52 Ancestors, No. 16: Grandma Cora Harrison, Born on Easter Sunday, 1877
This week I bring you Cora Kline Harrison, my paternal grandmom’s paternal grandmom. that would be my great-great-grandmom I’ll tell you how my grandmom’s cousin, Doris, and I honed in on her birthday.
The 1900 Census placed Cora’s birth date in February of 1878. Doris rejected this claim, and insisted instead that her grandmother was born on April 1, 1876, although she had no documents to prove the fact. I had inquired about baptism records at the Lancaster County Historical Society with little else to go on. The archivists there told me that many of the churches of that time and place were inconsistent with birth records, so I might have trouble finding a baptism record for Cora. I did not know the parish in which she was baptized. I did find a record of Cora’s birth among her father’s Civil War pension file, but the record was ambiguous.
Nothing is trustworthy here. Many of the dates change from year to year. You can see variations among other alleged birth dates, notably Cora’s nearest sister, Maggie. The 1899 report seems most implausible, with Cora allegedly being born a mere six months after Maggie. The 1915 report compensates by pulling Maggie’s birth date back to 1875.
But Doris remembered one additional fact about Cora’s birth that proved to be helpful in identifying her grandmother’s birth date: She remembered that Cora said that she was born on Easter Sunday. Doris had a prayer book that listed all the dates on which Easter fell going back for quite some time. She learned from that list that Easter Sunday fell on April 1st in the year 1877. Although I still have no primary document reflecting the date, I now accept April 1, 1877 as Cora’s date of birth.
Some quick vitals: The best evidence is that Cora Kline was born in Columbia, Lancaster, Pennsylvania on April 1st, 1877 to David and Margaret (Eisenberger) Kline. She was baby of the family, the youngest of nine children. The eldest child was a boy and the rest were girls. David and Margaret were married at First English Lutheran Church, so I assume the family was Lutheran. Cora gave birth to her first child, Anna, in 1892, apparently out of wedlock. She married my great-great-grandfather, William Pickersgill Harrison, Jr., in 1897.
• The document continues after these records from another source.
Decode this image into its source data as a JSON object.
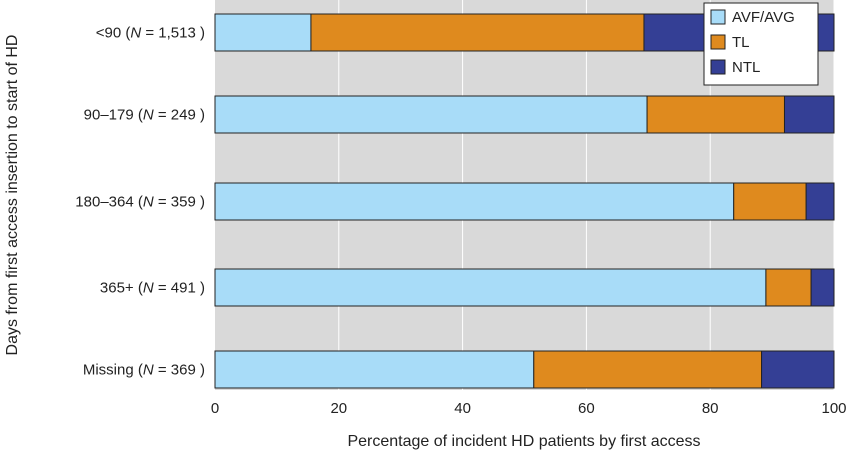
{
  "chart_data": {
    "type": "bar",
    "orientation": "horizontal",
    "stacked": true,
    "title": "",
    "xlabel": "Percentage of incident HD patients by first access",
    "ylabel": "Days from first access insertion to start of HD",
    "xlim": [
      0,
      100
    ],
    "xticks": [
      "0",
      "20",
      "40",
      "60",
      "80",
      "100"
    ],
    "grid": true,
    "legend_position": "top-right",
    "categories": [
      {
        "pre": "<90 (",
        "n": "N",
        "post": " = 1,513 )"
      },
      {
        "pre": "90–179 (",
        "n": "N",
        "post": " = 249 )"
      },
      {
        "pre": "180–364 (",
        "n": "N",
        "post": " = 359 )"
      },
      {
        "pre": "365+ (",
        "n": "N",
        "post": " = 491 )"
      },
      {
        "pre": "Missing (",
        "n": "N",
        "post": " = 369 )"
      }
    ],
    "series": [
      {
        "name": "AVF/AVG",
        "color": "#a8dcf8",
        "values": [
          15.5,
          69.8,
          83.8,
          89.0,
          51.5
        ]
      },
      {
        "name": "TL",
        "color": "#df8a1e",
        "values": [
          53.8,
          22.2,
          11.7,
          7.3,
          36.8
        ]
      },
      {
        "name": "NTL",
        "color": "#343f95",
        "values": [
          30.7,
          8.0,
          4.5,
          3.7,
          11.7
        ]
      }
    ]
  }
}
William was a city boy, born and raised in Philadelphia and an employee of the Pennsylvania Rail Road. How city boy William P. met country girl Cora is great family history mystery that I will probably never solve. I used to imagine that William met Cora at Reading Terminal Market, but I have no actual evidence to support that theory. William had an older brother, Edgar, who also worked for the railroad, and who also happened to marry a girl from Columbia, Lancaster. Unlike William and Cora, who settled in Philadelphia, Edgar and his wife, Margaret, settled in Enola, Cumberland County, just across the river from Columbia, Lancaster. I bet it’s not a coincidence that these two Philadelphia Railroad workers both married Lancaster country girls, but I’m not quite sure who caused what to happen.
William and Cora Harrison returned to Philadelphia to raise their family while young Anna remained in Lancaster to be raised by Cora’s siblings. William and Cora had five children: Blanche, Harriet, Cora Jr., William, III, and Charles. Young Harriet died at the age of three. The others survived to adulthood. William, III, was my great-grandfather. The family lived at 914 Schackamaxon Street, near the docks where William and Charles worked. After the Blanche moved to Virginia and the boys moved out, Cora lived the rest of her days at 914 Shackamaxon with her other daughter, Cora Ochs wife of John Ochs.
My grandmother’s cousin, Doris, who helped me to puzzle out Cora’s birth date, was Blanche’s daughter. Young Doris poses with her grandmother, Cora, in the featured photo. My own grandmother, William’s daughter, Joan wrote the inscriptions on the photograph when she included the photo in an album. Normally I would leave this type of writing on the image, but I took it out here for demonstration purposes.
When Cora’s husband, William Pickersgill Harrison, Jr., died on the job after a fall from a crane, the Pennsylvania Rail Road offered Cora a lifetime travel package. I’d like to know whether and how she used this token of restitution. Cora also outlived my great-grandfather, William, who died in 1959. She died on May 1, 1960, and was buried at Lawnview Cemetery, with the family of her son-in-law, John Ochs. Cora’s daughter, Cora Ochs, and son, Charles Harrison were also buried at the site, although the monument there does not bear any of their names.
I asked my grandfather what he could remember about Cora, and if he had any good stories about her. He said he met her a time or two, but couldn’t really say much about her. The best insight that I have into her soul is from this photograph, which shows her to be a jolly person. It’s tough to tell what a person is like from just one photograph, but my mother has taken a liking to Cora because of it. So have I.